From the diaspora, a caller from the UK asked: “If you declared national mourning, if you sent envoys to South Africa, if you invited foreign dignitaries to mourn with us, how are you now questioning if the man is dead?”
What should have been a moment of reflection has become a diplomatic and moral embarrassment, casting a long shadow over the President and his inner circle.
*THE BROKEN CHAIN: WHEN THE EXECUTIVE, JUDICIARY AND LEGISLATURE SPEAK IN ONE VOICE*
Mundubile’s second major charge was direct and damning: Zambia’s three branches of government no longer check one another. They echo each other.
“You can trace a golden thread,” he said, “that connects the Executive, the Judiciary and the Legislature. That thread is stitched with partisan loyalty, not constitutional duty.”
He recalled how even after reconciling internal PF disputes and signing a legal consent with rival Miles Sampa, the judiciary delayed affirming the agreement. In Parliament, the Speaker has refused to recognize the opposition’s chosen leader. And when the Constitutional Court ruled in their favor, the decision was quietly ignored.
“We have a Parliament that no longer functions as a forum for democracy,”_ he added. _“Presiding officers interrupt, silence, and punish MPs who question the government. And that silence is breeding disaster.”
That silence, he argued, is why Zambia finds itself knee-deep in load shedding, drug shortages, and soaring food prices. Not because MPs aren’t speaking, but because Parliament won’t let them be heard.
TYRANNY IN A SUIT: LEGISLATION AS A WEAPON OF CONTROL
The third theme was perhaps the most unsettling. While much of the world looks to authoritarianism as a strongman’s game, Zambia’s version, Mundubile argued, is more sophisticated, it comes wearing a constitutional pin and armed with bills and statutes.
From the Cyber Security Act to the infamous Bills 7 and 13, to the recent move to expand the judiciary’s numbers exponentially, Mundubile outlined what he sees as a legislative hijack, designed not to reform, but to rule.

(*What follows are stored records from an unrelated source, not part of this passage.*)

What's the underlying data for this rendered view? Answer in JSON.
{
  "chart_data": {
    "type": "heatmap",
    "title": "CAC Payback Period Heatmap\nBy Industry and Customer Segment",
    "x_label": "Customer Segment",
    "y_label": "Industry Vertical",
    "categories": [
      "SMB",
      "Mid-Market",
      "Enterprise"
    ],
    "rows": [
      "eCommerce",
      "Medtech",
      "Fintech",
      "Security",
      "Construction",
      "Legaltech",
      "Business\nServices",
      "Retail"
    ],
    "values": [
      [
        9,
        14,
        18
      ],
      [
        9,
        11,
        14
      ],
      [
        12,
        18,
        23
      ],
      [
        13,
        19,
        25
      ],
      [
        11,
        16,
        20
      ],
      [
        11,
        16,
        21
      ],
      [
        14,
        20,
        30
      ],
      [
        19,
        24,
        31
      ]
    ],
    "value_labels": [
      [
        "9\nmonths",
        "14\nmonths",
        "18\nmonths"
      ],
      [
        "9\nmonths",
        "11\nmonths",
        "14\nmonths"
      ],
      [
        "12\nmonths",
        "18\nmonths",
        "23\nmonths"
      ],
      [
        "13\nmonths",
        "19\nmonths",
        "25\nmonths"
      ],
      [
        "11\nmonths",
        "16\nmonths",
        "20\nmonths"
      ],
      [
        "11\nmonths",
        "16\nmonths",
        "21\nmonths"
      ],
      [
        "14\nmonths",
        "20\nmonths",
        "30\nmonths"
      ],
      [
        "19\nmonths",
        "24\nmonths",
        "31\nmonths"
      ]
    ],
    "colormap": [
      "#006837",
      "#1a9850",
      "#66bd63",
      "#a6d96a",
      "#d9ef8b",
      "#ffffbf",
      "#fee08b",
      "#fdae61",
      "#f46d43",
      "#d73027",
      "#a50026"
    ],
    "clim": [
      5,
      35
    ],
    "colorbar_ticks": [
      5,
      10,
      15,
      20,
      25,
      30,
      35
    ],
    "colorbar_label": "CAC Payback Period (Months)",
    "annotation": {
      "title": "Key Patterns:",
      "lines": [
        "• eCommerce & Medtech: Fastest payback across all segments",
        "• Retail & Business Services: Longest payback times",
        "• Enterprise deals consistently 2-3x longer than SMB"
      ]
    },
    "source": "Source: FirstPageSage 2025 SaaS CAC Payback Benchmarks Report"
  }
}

“Corruption now goes beyond bribes,”_ he explained. _“It’s in how laws are written, how appointments are made, and how institutions are manipulated to entrench power.”
He warned that the new bill to expand Zambia’s superior courts, one that would increase judges in the High Court from 60 to 200 and balloon the Constitutional Court bench, is part of a strategy to flood the judiciary with cadres, not jurists.

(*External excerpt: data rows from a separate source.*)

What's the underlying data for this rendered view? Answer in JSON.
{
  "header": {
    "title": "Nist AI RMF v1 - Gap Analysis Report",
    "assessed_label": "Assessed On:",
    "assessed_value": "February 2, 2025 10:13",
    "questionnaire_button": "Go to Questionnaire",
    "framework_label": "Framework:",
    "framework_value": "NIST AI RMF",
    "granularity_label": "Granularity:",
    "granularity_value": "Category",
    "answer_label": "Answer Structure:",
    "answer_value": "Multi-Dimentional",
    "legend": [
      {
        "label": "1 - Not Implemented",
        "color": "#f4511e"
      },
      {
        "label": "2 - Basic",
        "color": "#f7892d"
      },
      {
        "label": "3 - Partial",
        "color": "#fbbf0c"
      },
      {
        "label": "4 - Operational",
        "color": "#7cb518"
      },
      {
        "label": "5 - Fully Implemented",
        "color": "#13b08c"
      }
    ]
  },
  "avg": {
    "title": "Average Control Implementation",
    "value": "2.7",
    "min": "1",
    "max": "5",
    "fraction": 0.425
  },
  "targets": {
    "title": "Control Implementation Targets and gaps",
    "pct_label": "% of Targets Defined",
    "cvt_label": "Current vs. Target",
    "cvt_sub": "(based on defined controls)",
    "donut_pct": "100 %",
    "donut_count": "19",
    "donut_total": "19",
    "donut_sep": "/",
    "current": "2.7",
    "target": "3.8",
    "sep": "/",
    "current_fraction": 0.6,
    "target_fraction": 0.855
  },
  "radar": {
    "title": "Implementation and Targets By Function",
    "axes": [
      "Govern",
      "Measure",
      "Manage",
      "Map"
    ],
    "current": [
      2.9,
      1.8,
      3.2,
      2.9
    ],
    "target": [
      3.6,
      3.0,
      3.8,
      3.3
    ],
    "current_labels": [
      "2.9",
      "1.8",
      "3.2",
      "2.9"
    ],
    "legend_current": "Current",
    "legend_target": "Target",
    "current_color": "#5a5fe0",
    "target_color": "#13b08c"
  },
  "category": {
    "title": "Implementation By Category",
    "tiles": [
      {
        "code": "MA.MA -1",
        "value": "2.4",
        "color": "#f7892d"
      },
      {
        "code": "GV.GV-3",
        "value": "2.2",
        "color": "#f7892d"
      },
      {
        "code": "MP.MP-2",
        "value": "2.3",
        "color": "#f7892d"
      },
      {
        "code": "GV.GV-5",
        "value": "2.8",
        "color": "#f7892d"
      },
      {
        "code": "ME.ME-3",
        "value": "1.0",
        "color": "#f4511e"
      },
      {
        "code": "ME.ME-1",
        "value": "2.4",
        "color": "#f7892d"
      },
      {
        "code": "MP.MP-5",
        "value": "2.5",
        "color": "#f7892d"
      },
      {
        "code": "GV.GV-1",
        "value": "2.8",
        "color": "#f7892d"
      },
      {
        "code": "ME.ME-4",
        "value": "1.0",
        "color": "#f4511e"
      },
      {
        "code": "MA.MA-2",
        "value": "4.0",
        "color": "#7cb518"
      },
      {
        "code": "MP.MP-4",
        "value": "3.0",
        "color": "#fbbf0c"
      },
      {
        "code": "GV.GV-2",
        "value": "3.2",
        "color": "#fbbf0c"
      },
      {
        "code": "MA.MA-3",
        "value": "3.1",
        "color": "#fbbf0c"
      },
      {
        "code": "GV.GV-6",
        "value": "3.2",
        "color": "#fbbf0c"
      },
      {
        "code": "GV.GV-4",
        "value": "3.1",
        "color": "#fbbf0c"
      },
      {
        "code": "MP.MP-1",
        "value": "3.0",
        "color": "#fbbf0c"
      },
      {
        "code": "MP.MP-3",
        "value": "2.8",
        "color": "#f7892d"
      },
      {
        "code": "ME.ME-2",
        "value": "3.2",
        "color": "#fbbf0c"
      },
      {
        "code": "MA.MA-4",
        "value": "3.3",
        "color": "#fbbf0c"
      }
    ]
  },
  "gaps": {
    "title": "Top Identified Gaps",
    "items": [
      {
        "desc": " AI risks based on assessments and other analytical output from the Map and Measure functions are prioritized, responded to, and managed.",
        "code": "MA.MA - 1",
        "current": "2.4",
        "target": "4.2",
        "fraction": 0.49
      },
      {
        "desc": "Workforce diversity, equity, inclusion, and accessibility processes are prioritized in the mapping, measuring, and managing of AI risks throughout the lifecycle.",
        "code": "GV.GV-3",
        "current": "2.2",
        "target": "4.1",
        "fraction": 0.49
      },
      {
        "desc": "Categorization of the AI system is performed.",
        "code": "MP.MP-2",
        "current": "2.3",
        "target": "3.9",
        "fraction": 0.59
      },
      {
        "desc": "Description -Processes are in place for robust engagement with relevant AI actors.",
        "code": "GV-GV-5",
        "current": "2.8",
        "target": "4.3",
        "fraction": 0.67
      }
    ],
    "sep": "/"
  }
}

“You will appear before people who were waving the UPND symbol just months before,”_ he said. _“And you will call that justice?”

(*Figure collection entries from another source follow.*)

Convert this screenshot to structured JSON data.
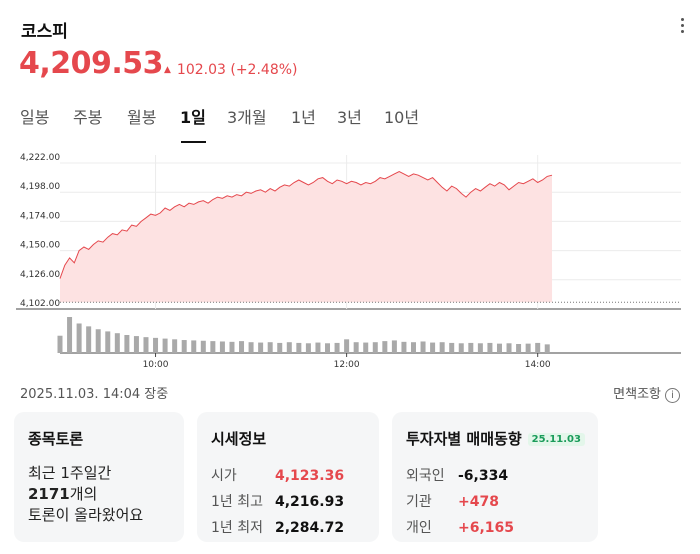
{
  "header": {
    "title": "코스피",
    "price": "4,209.53",
    "change_arrow": "▲",
    "change": "102.03 (+2.48%)",
    "more_icon": "more-vertical-icon"
  },
  "tabs": [
    {
      "label": "일봉",
      "active": false
    },
    {
      "label": "주봉",
      "active": false
    },
    {
      "label": "월봉",
      "active": false
    },
    {
      "label": "1일",
      "active": true
    },
    {
      "label": "3개월",
      "active": false
    },
    {
      "label": "1년",
      "active": false
    },
    {
      "label": "3년",
      "active": false
    },
    {
      "label": "10년",
      "active": false
    }
  ],
  "colors": {
    "up": "#e5484d",
    "area": "#fde2e2",
    "volume": "#a9a9a9",
    "positive_badge": "#1a9b5a"
  },
  "chart_data": {
    "type": "area",
    "y_ticks": [
      "4,222.00",
      "4,198.00",
      "4,174.00",
      "4,150.00",
      "4,126.00",
      "4,102.00"
    ],
    "ylim": [
      4102,
      4222
    ],
    "x_ticks": [
      {
        "label": "10:00",
        "minute": 60
      },
      {
        "label": "12:00",
        "minute": 180
      },
      {
        "label": "14:00",
        "minute": 300
      }
    ],
    "session_minutes": 390,
    "baseline": 4107.5,
    "price_series": [
      [
        0,
        4127
      ],
      [
        3,
        4138
      ],
      [
        6,
        4144
      ],
      [
        9,
        4140
      ],
      [
        12,
        4150
      ],
      [
        15,
        4153
      ],
      [
        18,
        4151
      ],
      [
        21,
        4155
      ],
      [
        24,
        4158
      ],
      [
        27,
        4157
      ],
      [
        30,
        4161
      ],
      [
        33,
        4164
      ],
      [
        36,
        4163
      ],
      [
        39,
        4167
      ],
      [
        42,
        4166
      ],
      [
        45,
        4171
      ],
      [
        48,
        4170
      ],
      [
        51,
        4174
      ],
      [
        54,
        4177
      ],
      [
        57,
        4180
      ],
      [
        60,
        4179
      ],
      [
        63,
        4181
      ],
      [
        66,
        4185
      ],
      [
        69,
        4183
      ],
      [
        72,
        4186
      ],
      [
        75,
        4188
      ],
      [
        78,
        4186
      ],
      [
        81,
        4189
      ],
      [
        84,
        4188
      ],
      [
        87,
        4190
      ],
      [
        90,
        4191
      ],
      [
        93,
        4189
      ],
      [
        96,
        4192
      ],
      [
        99,
        4194
      ],
      [
        102,
        4193
      ],
      [
        105,
        4195
      ],
      [
        108,
        4194
      ],
      [
        111,
        4196
      ],
      [
        114,
        4195
      ],
      [
        117,
        4198
      ],
      [
        120,
        4197
      ],
      [
        123,
        4199
      ],
      [
        126,
        4200
      ],
      [
        129,
        4198
      ],
      [
        132,
        4201
      ],
      [
        135,
        4199
      ],
      [
        138,
        4202
      ],
      [
        141,
        4204
      ],
      [
        144,
        4203
      ],
      [
        147,
        4206
      ],
      [
        150,
        4208
      ],
      [
        153,
        4206
      ],
      [
        156,
        4204
      ],
      [
        159,
        4206
      ],
      [
        162,
        4209
      ],
      [
        165,
        4210
      ],
      [
        168,
        4207
      ],
      [
        171,
        4205
      ],
      [
        174,
        4208
      ],
      [
        177,
        4207
      ],
      [
        180,
        4205
      ],
      [
        183,
        4207
      ],
      [
        186,
        4206
      ],
      [
        189,
        4204
      ],
      [
        192,
        4206
      ],
      [
        195,
        4205
      ],
      [
        198,
        4207
      ],
      [
        201,
        4210
      ],
      [
        204,
        4209
      ],
      [
        207,
        4211
      ],
      [
        210,
        4213
      ],
      [
        213,
        4215
      ],
      [
        216,
        4213
      ],
      [
        219,
        4211
      ],
      [
        222,
        4213
      ],
      [
        225,
        4212
      ],
      [
        228,
        4210
      ],
      [
        231,
        4208
      ],
      [
        234,
        4210
      ],
      [
        237,
        4206
      ],
      [
        240,
        4202
      ],
      [
        243,
        4199
      ],
      [
        246,
        4203
      ],
      [
        249,
        4201
      ],
      [
        252,
        4197
      ],
      [
        255,
        4194
      ],
      [
        258,
        4198
      ],
      [
        261,
        4201
      ],
      [
        264,
        4199
      ],
      [
        267,
        4202
      ],
      [
        270,
        4205
      ],
      [
        273,
        4203
      ],
      [
        276,
        4206
      ],
      [
        279,
        4204
      ],
      [
        282,
        4200
      ],
      [
        285,
        4203
      ],
      [
        288,
        4206
      ],
      [
        291,
        4205
      ],
      [
        294,
        4207
      ],
      [
        297,
        4209
      ],
      [
        300,
        4206
      ],
      [
        303,
        4208
      ],
      [
        306,
        4211
      ],
      [
        309,
        4212
      ]
    ],
    "volume_series": [
      [
        0,
        0.48
      ],
      [
        6,
        1.0
      ],
      [
        12,
        0.82
      ],
      [
        18,
        0.74
      ],
      [
        24,
        0.66
      ],
      [
        30,
        0.6
      ],
      [
        36,
        0.55
      ],
      [
        42,
        0.5
      ],
      [
        48,
        0.47
      ],
      [
        54,
        0.44
      ],
      [
        60,
        0.42
      ],
      [
        66,
        0.4
      ],
      [
        72,
        0.38
      ],
      [
        78,
        0.36
      ],
      [
        84,
        0.35
      ],
      [
        90,
        0.34
      ],
      [
        96,
        0.33
      ],
      [
        102,
        0.32
      ],
      [
        108,
        0.31
      ],
      [
        114,
        0.33
      ],
      [
        120,
        0.3
      ],
      [
        126,
        0.29
      ],
      [
        132,
        0.3
      ],
      [
        138,
        0.28
      ],
      [
        144,
        0.3
      ],
      [
        150,
        0.28
      ],
      [
        156,
        0.27
      ],
      [
        162,
        0.29
      ],
      [
        168,
        0.27
      ],
      [
        174,
        0.28
      ],
      [
        180,
        0.38
      ],
      [
        186,
        0.3
      ],
      [
        192,
        0.29
      ],
      [
        198,
        0.3
      ],
      [
        204,
        0.33
      ],
      [
        210,
        0.35
      ],
      [
        216,
        0.31
      ],
      [
        222,
        0.3
      ],
      [
        228,
        0.32
      ],
      [
        234,
        0.29
      ],
      [
        240,
        0.3
      ],
      [
        246,
        0.28
      ],
      [
        252,
        0.27
      ],
      [
        258,
        0.28
      ],
      [
        264,
        0.27
      ],
      [
        270,
        0.28
      ],
      [
        276,
        0.26
      ],
      [
        282,
        0.27
      ],
      [
        288,
        0.25
      ],
      [
        294,
        0.26
      ],
      [
        300,
        0.28
      ],
      [
        306,
        0.24
      ]
    ]
  },
  "timestamp": "2025.11.03. 14:04 장중",
  "disclaimer": "면책조항",
  "disclaimer_icon": "info-icon",
  "cards": {
    "discussion": {
      "title": "종목토론",
      "line1": "최근 1주일간",
      "line2_count": "2171",
      "line2_suffix": "개의",
      "line3": "토론이 올라왔어요"
    },
    "market": {
      "title": "시세정보",
      "rows": [
        {
          "label": "시가",
          "value": "4,123.36"
        },
        {
          "label": "1년 최고",
          "value": "4,216.93"
        },
        {
          "label": "1년 최저",
          "value": "2,284.72"
        }
      ]
    },
    "investor": {
      "title": "투자자별 매매동향",
      "badge": "25.11.03",
      "rows": [
        {
          "label": "외국인",
          "value": "-6,334"
        },
        {
          "label": "기관",
          "value": "+478"
        },
        {
          "label": "개인",
          "value": "+6,165"
        }
      ]
    }
  }
}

One caller put it more bluntly: “This is tyranny with a legal signature.”
THE QUESTION STILL HANGING: HOW WILL THE OPPOSITION CHOOSE ITS CHAMPION?
With the diagnosis laid bare, attention shifted to what must come next. Mundubile spoke passionately about opposition unity and ongoing behind-the-scenes talks with key figures like Harry Kalaba, Fred M’membe, and others. The goal: present one opposition candidate to challenge President Hichilema in 2026.
But that left one question, my question, unanswered.
Would you be open to a pre-election public primary to allow Zambians to choose their preferred opposition candidate, before the ballot is cast?
The question was not acknowledged, let alone answered.
And yet, it hangs in the air, not just for Mundubile, but for every aspiring leader in the PF, Socialist Party, UPPZ, UDA, or Tonse Alliance. Because in a country where elections are rigged before polling day, where institutions no longer stand neutral, and where the people’s voice is silenced, democracy must begin before the vote.
The opposition must prove it can win in daylight, not just in corridors.
The Zambian people are not asking for saviors. They are asking for a chance to choose who stands up for them.